Monday 12 April 2010

Repairing Login Parameters

I was really excited to see the announcement and release of Snow Leopard 10.6.3 in the hope that the update would resolve my (and others) long outstanding problems where I lose my Internet/Server connection on my iMac on an intermittent and recurring basis. I've written about this at length in previous posts so I won't repeat the details here, but sadly, 10.6.3 doesn't appear to have made any material difference. Time between failures is generally longer, but the problem is still there, and the only solution is a restart or a total power down and on cycle.

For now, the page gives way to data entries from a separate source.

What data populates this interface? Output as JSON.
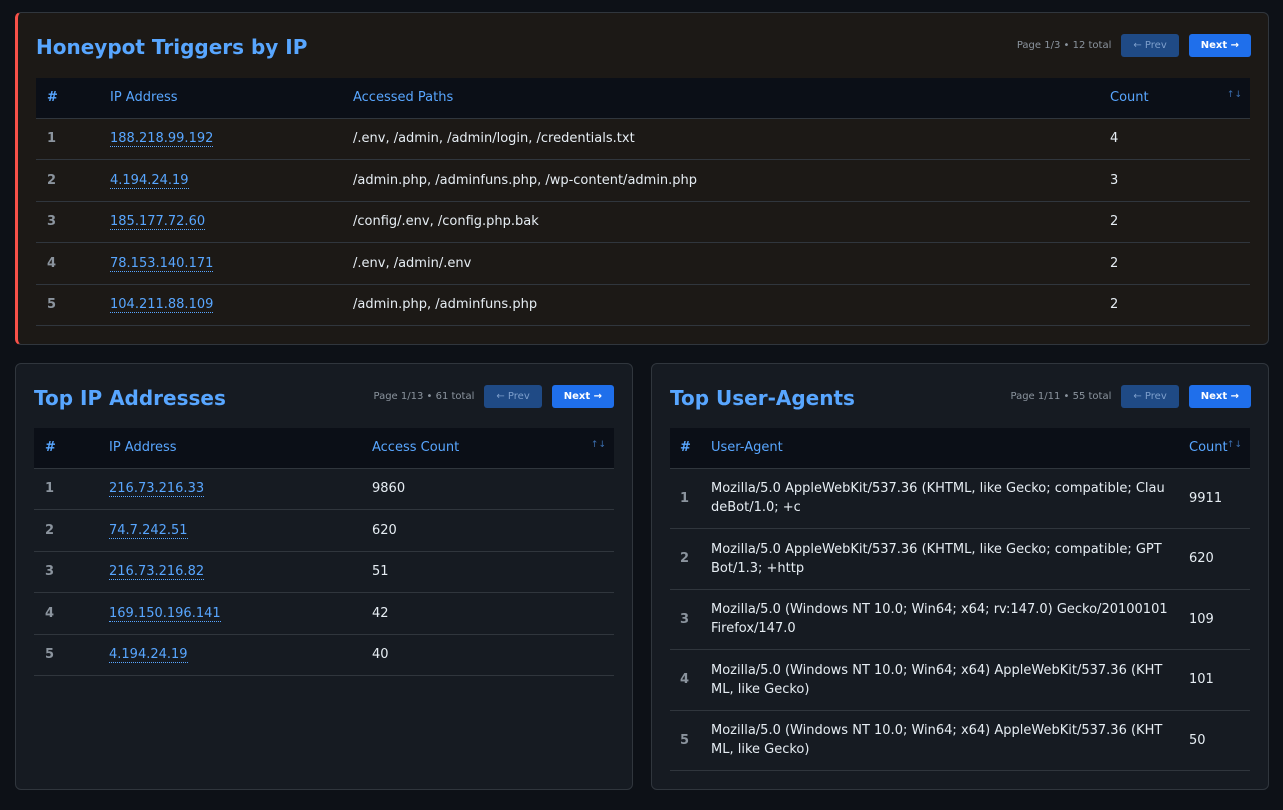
{
  "honeypot": {
    "title": "Honeypot Triggers by IP",
    "page_info": "Page 1/3",
    "total": "12 total",
    "prev": "← Prev",
    "next": "Next →",
    "columns": [
      "#",
      "IP Address",
      "Accessed Paths",
      "Count"
    ],
    "rows": [
      {
        "n": "1",
        "ip": "188.218.99.192",
        "paths": "/.env, /admin, /admin/login, /credentials.txt",
        "count": "4"
      },
      {
        "n": "2",
        "ip": "4.194.24.19",
        "paths": "/admin.php, /adminfuns.php, /wp-content/admin.php",
        "count": "3"
      },
      {
        "n": "3",
        "ip": "185.177.72.60",
        "paths": "/config/.env, /config.php.bak",
        "count": "2"
      },
      {
        "n": "4",
        "ip": "78.153.140.171",
        "paths": "/.env, /admin/.env",
        "count": "2"
      },
      {
        "n": "5",
        "ip": "104.211.88.109",
        "paths": "/admin.php, /adminfuns.php",
        "count": "2"
      }
    ]
  },
  "top_ips": {
    "title": "Top IP Addresses",
    "page_info": "Page 1/13",
    "total": "61 total",
    "prev": "← Prev",
    "next": "Next →",
    "columns": [
      "#",
      "IP Address",
      "Access Count"
    ],
    "rows": [
      {
        "n": "1",
        "ip": "216.73.216.33",
        "count": "9860"
      },
      {
        "n": "2",
        "ip": "74.7.242.51",
        "count": "620"
      },
      {
        "n": "3",
        "ip": "216.73.216.82",
        "count": "51"
      },
      {
        "n": "4",
        "ip": "169.150.196.141",
        "count": "42"
      },
      {
        "n": "5",
        "ip": "4.194.24.19",
        "count": "40"
      }
    ]
  },
  "top_agents": {
    "title": "Top User-Agents",
    "page_info": "Page 1/11",
    "total": "55 total",
    "prev": "← Prev",
    "next": "Next →",
    "columns": [
      "#",
      "User-Agent",
      "Count"
    ],
    "rows": [
      {
        "n": "1",
        "ua": "Mozilla/5.0 AppleWebKit/537.36 (KHTML, like Gecko; compatible; ClaudeBot/1.0; +c",
        "count": "9911"
      },
      {
        "n": "2",
        "ua": "Mozilla/5.0 AppleWebKit/537.36 (KHTML, like Gecko; compatible; GPTBot/1.3; +http",
        "count": "620"
      },
      {
        "n": "3",
        "ua": "Mozilla/5.0 (Windows NT 10.0; Win64; x64; rv:147.0) Gecko/20100101 Firefox/147.0",
        "count": "109"
      },
      {
        "n": "4",
        "ua": "Mozilla/5.0 (Windows NT 10.0; Win64; x64) AppleWebKit/537.36 (KHTML, like Gecko)",
        "count": "101"
      },
      {
        "n": "5",
        "ua": "Mozilla/5.0 (Windows NT 10.0; Win64; x64) AppleWebKit/537.36 (KHTML, like Gecko)",
        "count": "50"
      }
    ]
  },
  "sort_icon": "↑↓"
}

It was during one of these outages over the weekend that I ran into a different problem. On starting the machine back up, over half the start-up programmes had failed to load. I checked the Login Items preferences in the Account option under System Preferences, and true enough there were only six items out of the twenty or so programmes I expected.

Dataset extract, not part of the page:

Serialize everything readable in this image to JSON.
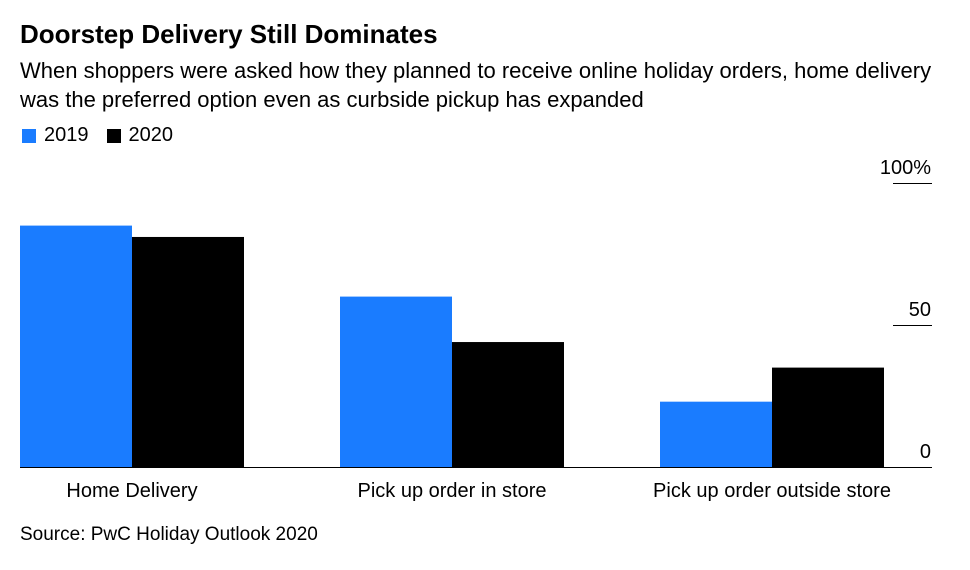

I had encountered this problem once or twice before, and had always resorted to fixing it the hard way; by adding each of the missing entries manually and hoping that I hadn't forgotten anything important. Thinking that there must be a better and easier fix, I typed in a tentative Google search for "login items in OS X". I couldn't immediately find anything that seemed to match my particular problem, but I did find some references to a file called loginwindow.plist that I thought might be worth looking at.

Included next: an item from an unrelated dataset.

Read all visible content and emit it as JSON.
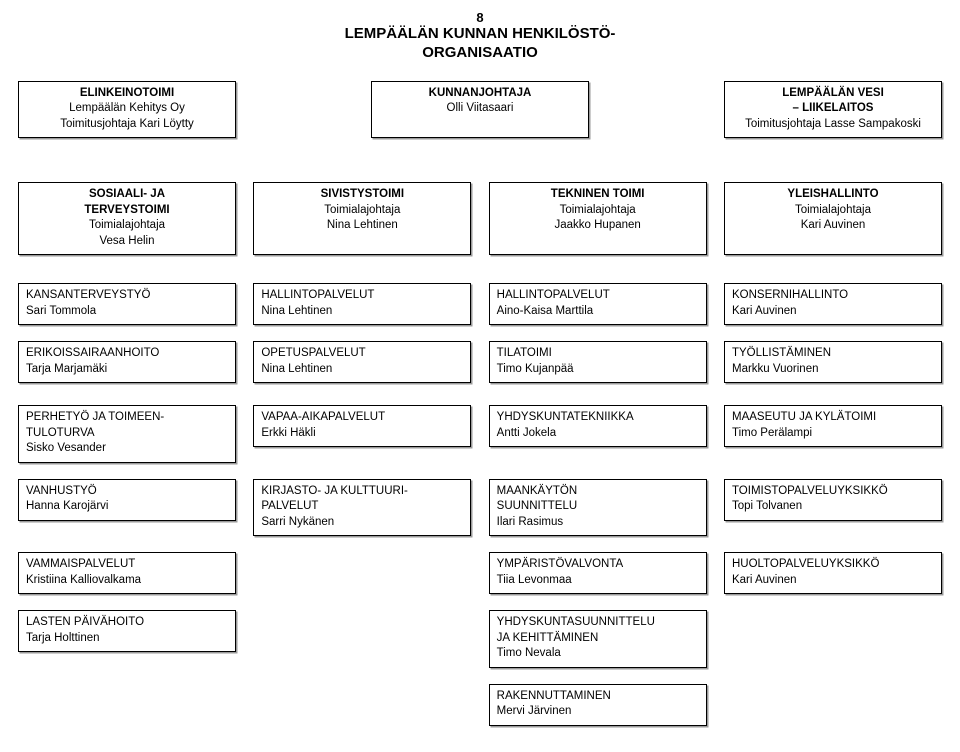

I fired up the Finder and located the loginwindow.plist file in the /Users/< username >/Library/Preferences folder. Opening this up with the extremely useful PrefEdit application from Marcel Bresink showed that this file indeed was the place where the login items information was stored. Next, I opened up Time Machine and found a pre-crash version of the file and a few seconds later had all my login items restored in their rightful place. Another restart, and everything was back to normal.

I'd like to know what causes the login items to disappear, but at least this is a relatively painless way to get them back when they do go awol!